4. Click "Rebuild Import Table".

5. Save and close.

6. Test it out!

[mikethemak]

Use CFF Explorer:
http://www.ntcore.com/exsuite.php

1. Make sure your dll is exporting a function. Just make a function called "Arglebargle" with the dllexport declspec, and you should be good to go.

2. Click "Import Adder" after opening up gunz.exe with it. Click "Add", select the dll you want to import.

3. Select your exported function and click "Import by ordinal".

4. Click "Rebuild Import Table".

5. Save and close.

6. Test it out!

Hoping to do it through asm, but I tried this anyways. I'm using a premade gravity dll, and when I try to import it, it says there no export table. I'm not much of a c++/c# coder, so I can't do much about that :\

[Mark]

Ok I got everything done, the only thing I don't know how to do is modify the entrypoint. Can you please explain that? Sorry for asking so many questions :\. I tried finding some help on google, but without much luck.



Edit:


I just went to test it. I can log in fine, create a room, do whatever. But the gravity/speed mod does not work (probably cause I dont know how to change the entrypoint), and when I press enter in the lobby (to talk) the client crashes (idk why.)

You can use PE Explorer to change the EP or use a hex editor, if you want to do it manually.

[mikethemak]

You can use PE Explorer to change the EP or use a hex editor, if you want to do it manually.

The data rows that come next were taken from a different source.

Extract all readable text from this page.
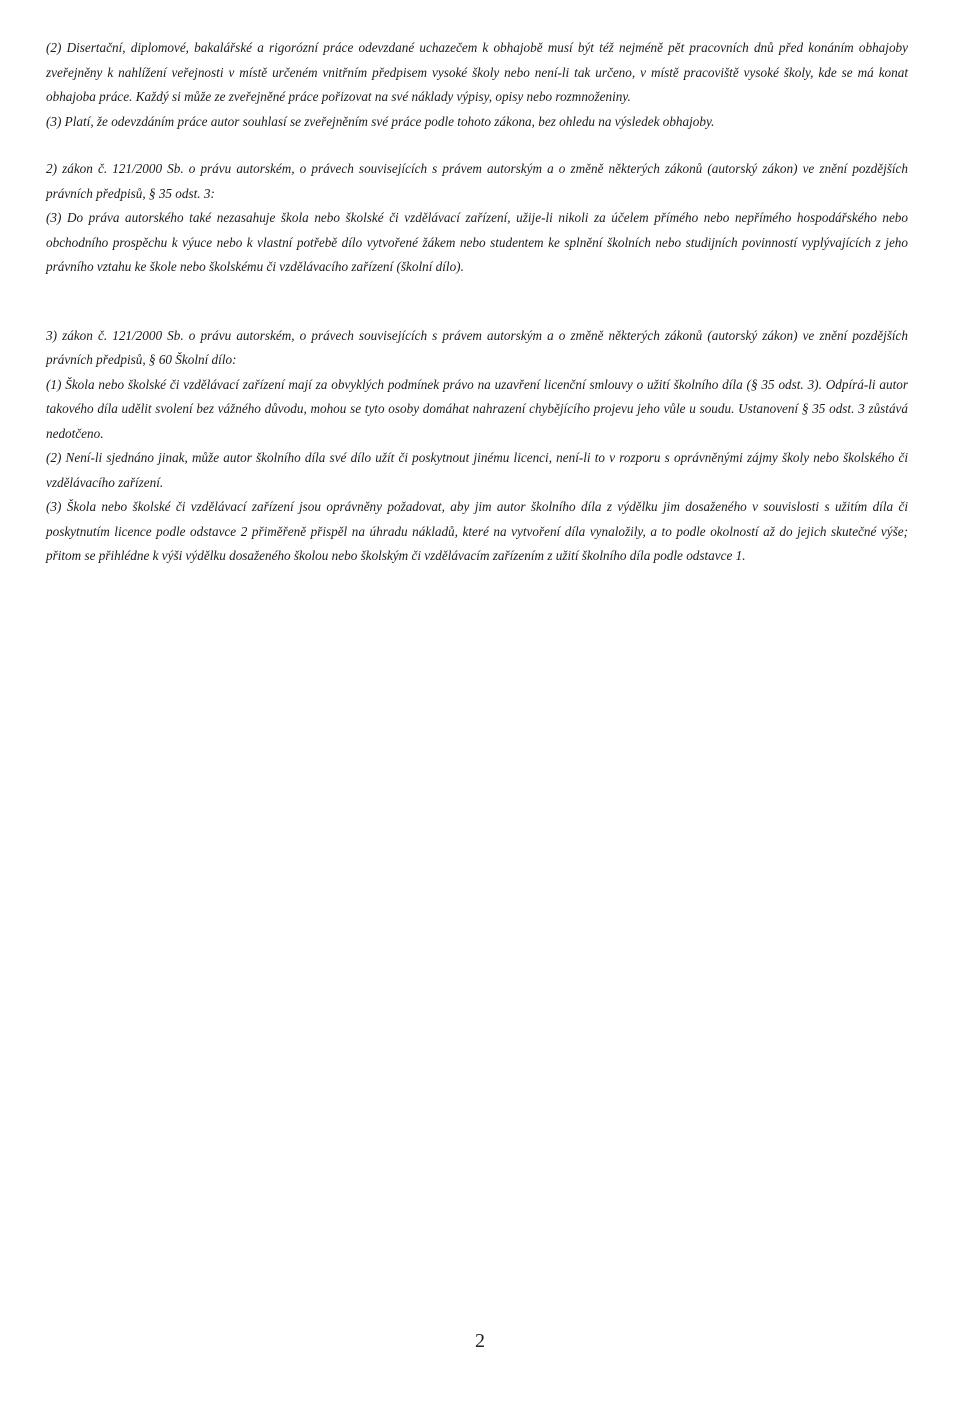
(2) Disertační, diplomové, bakalářské a rigorózní práce odevzdané uchazečem k obhajobě musí být též nejméně pět pracovních dnů před konáním obhajoby zveřejněny k nahlížení veřejnosti v místě určeném vnitřním předpisem vysoké školy nebo není-li tak určeno, v místě pracoviště vysoké školy, kde se má konat obhajoba práce. Každý si může ze zveřejněné práce pořizovat na své náklady výpisy, opisy nebo rozmnoženiny.

(3) Platí, že odevzdáním práce autor souhlasí se zveřejněním své práce podle tohoto zákona, bez ohledu na výsledek obhajoby.

2) zákon č. 121/2000 Sb. o právu autorském, o právech souvisejících s právem autorským a o změně některých zákonů (autorský zákon) ve znění pozdějších právních předpisů, § 35 odst. 3:

(3) Do práva autorského také nezasahuje škola nebo školské či vzdělávací zařízení, užije-li nikoli za účelem přímého nebo nepřímého hospodářského nebo obchodního prospěchu k výuce nebo k vlastní potřebě dílo vytvořené žákem nebo studentem ke splnění školních nebo studijních povinností vyplývajících z jeho právního vztahu ke škole nebo školskému či vzdělávacího zařízení (školní dílo).

3) zákon č. 121/2000 Sb. o právu autorském, o právech souvisejících s právem autorským a o změně některých zákonů (autorský zákon) ve znění pozdějších právních předpisů, § 60 Školní dílo:

(1) Škola nebo školské či vzdělávací zařízení mají za obvyklých podmínek právo na uzavření licenční smlouvy o užití školního díla (§ 35 odst. 3). Odpírá-li autor takového díla udělit svolení bez vážného důvodu, mohou se tyto osoby domáhat nahrazení chybějícího projevu jeho vůle u soudu. Ustanovení § 35 odst. 3 zůstává nedotčeno.

(2) Není-li sjednáno jinak, může autor školního díla své dílo užít či poskytnout jinému licenci, není-li to v rozporu s oprávněnými zájmy školy nebo školského či vzdělávacího zařízení.

(3) Škola nebo školské či vzdělávací zařízení jsou oprávněny požadovat, aby jim autor školního díla z výdělku jim dosaženého v souvislosti s užitím díla či poskytnutím licence podle odstavce 2 přiměřeně přispěl na úhradu nákladů, které na vytvoření díla vynaložily, a to podle okolností až do jejich skutečné výše; přitom se přihlédne k výši výdělku dosaženého školou nebo školským či vzdělávacím zařízením z užití školního díla podle odstavce 1.

2
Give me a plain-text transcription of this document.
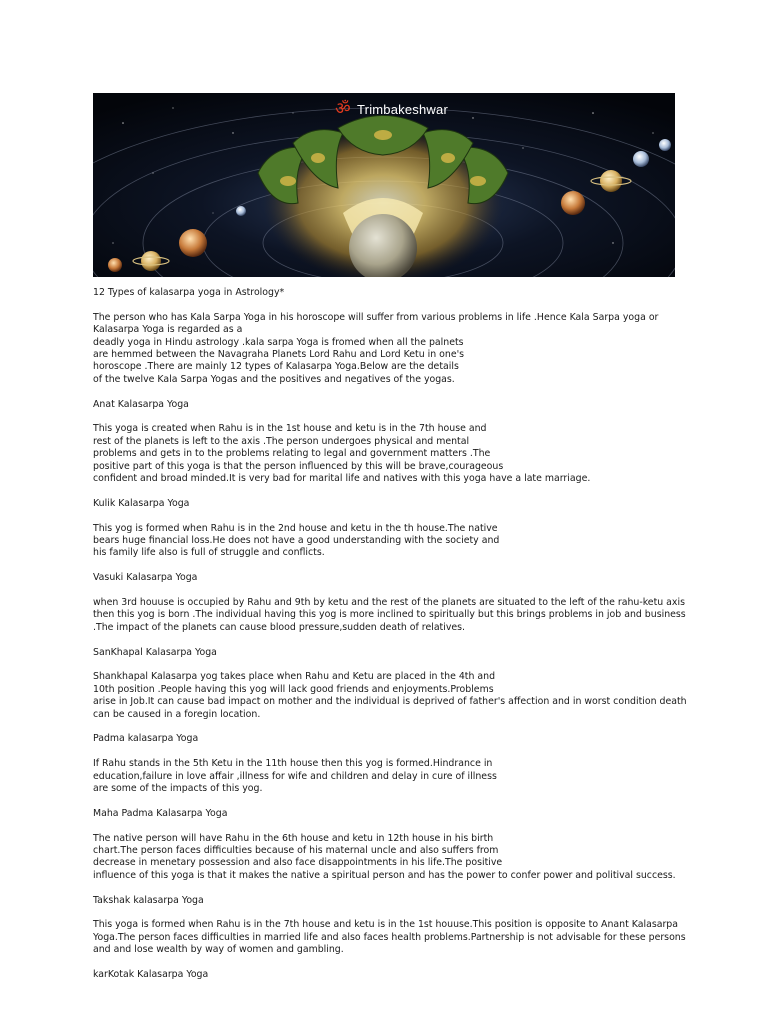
ॐ Trimbakeshwar

12 Types of kalasarpa yoga in Astrology*

The person who has Kala Sarpa Yoga in his horoscope will suffer from various problems in life .Hence Kala Sarpa yoga or
Kalasarpa Yoga is regarded as a
deadly yoga in Hindu astrology .kala sarpa Yoga is fromed when all the palnets
are hemmed between the Navagraha Planets Lord Rahu and Lord Ketu in one's
horoscope .There are mainly 12 types of Kalasarpa Yoga.Below are the details
of the twelve Kala Sarpa Yogas and the positives and negatives of the yogas.

Anat Kalasarpa Yoga

This yoga is created when Rahu is in the 1st house and ketu is in the 7th house and
rest of the planets is left to the axis .The person undergoes physical and mental
problems and gets in to the problems relating to legal and government matters .The
positive part of this yoga is that the person influenced by this will be brave,courageous
confident and broad minded.It is very bad for marital life and natives with this yoga have a late marriage.

Kulik Kalasarpa Yoga

This yog is formed when Rahu is in the 2nd house and ketu in the th house.The native
bears huge financial loss.He does not have a good understanding with the society and
his family life also is full of struggle and conflicts.

Vasuki Kalasarpa Yoga

when 3rd houuse is occupied by Rahu and 9th by ketu and the rest of the planets are situated to the left of the rahu-ketu axis
then this yog is born .The individual having this yog is more inclined to spiritually but this brings problems in job and business
.The impact of the planets can cause blood pressure,sudden death of relatives.

SanKhapal Kalasarpa Yoga

Shankhapal Kalasarpa yog takes place when Rahu and Ketu are placed in the 4th and
10th position .People having this yog will lack good friends and enjoyments.Problems
arise in Job.It can cause bad impact on mother and the individual is deprived of father's affection and in worst condition death
can be caused in a foregin location.

Padma kalasarpa Yoga

If Rahu stands in the 5th Ketu in the 11th house then this yog is formed.Hindrance in
education,failure in love affair ,illness for wife and children and delay in cure of illness
are some of the impacts of this yog.

Maha Padma Kalasarpa Yoga

The native person will have Rahu in the 6th house and ketu in 12th house in his birth
chart.The person faces difficulties because of his maternal uncle and also suffers from
decrease in menetary possession and also face disappointments in his life.The positive
influence of this yoga is that it makes the native a spiritual person and has the power to confer power and politival success.

Takshak kalasarpa Yoga

This yoga is formed when Rahu is in the 7th house and ketu is in the 1st houuse.This position is opposite to Anant Kalasarpa
Yoga.The person faces difficulties in married life and also faces health problems.Partnership is not advisable for these persons
and and lose wealth by way of women and gambling.

karKotak Kalasarpa Yoga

I have both, but I'm not exactly sure on how to do it. I will try to find a guide on google, but if you could, could you post more detail? Sorry for asking so many questions lol, trying to learn :x

[wowus]

Hoping to do it through asm, but I tried this anyways. I'm using a premade gravity dll, and when I try to import it, it says there no export table. I'm not much of a c++/c# coder, so I can't do much about that :\

Learn to step 1.

[mikethemak]

Hoping to do it through asm, but I tried this anyways. I'm using a premade gravity dll, and when I try to import it, it says there no export table. I'm not much of a c++/c# coder, so I can't do much about that :\

Learn to step 1.

Hence why I'm trying to do it in asm.

[wowus]

Hence why I'm trying to do it in asm.

AHAHA

CFF Explorer just does the asm for you. You want to do it the hard way, fine.

Add your dll to the IAT. That's how to do it. Hell if I can give you more detailed instructions. Google it.

[mikethemak]

I think i figured it out already. But the server i test on is down, so i cant test it.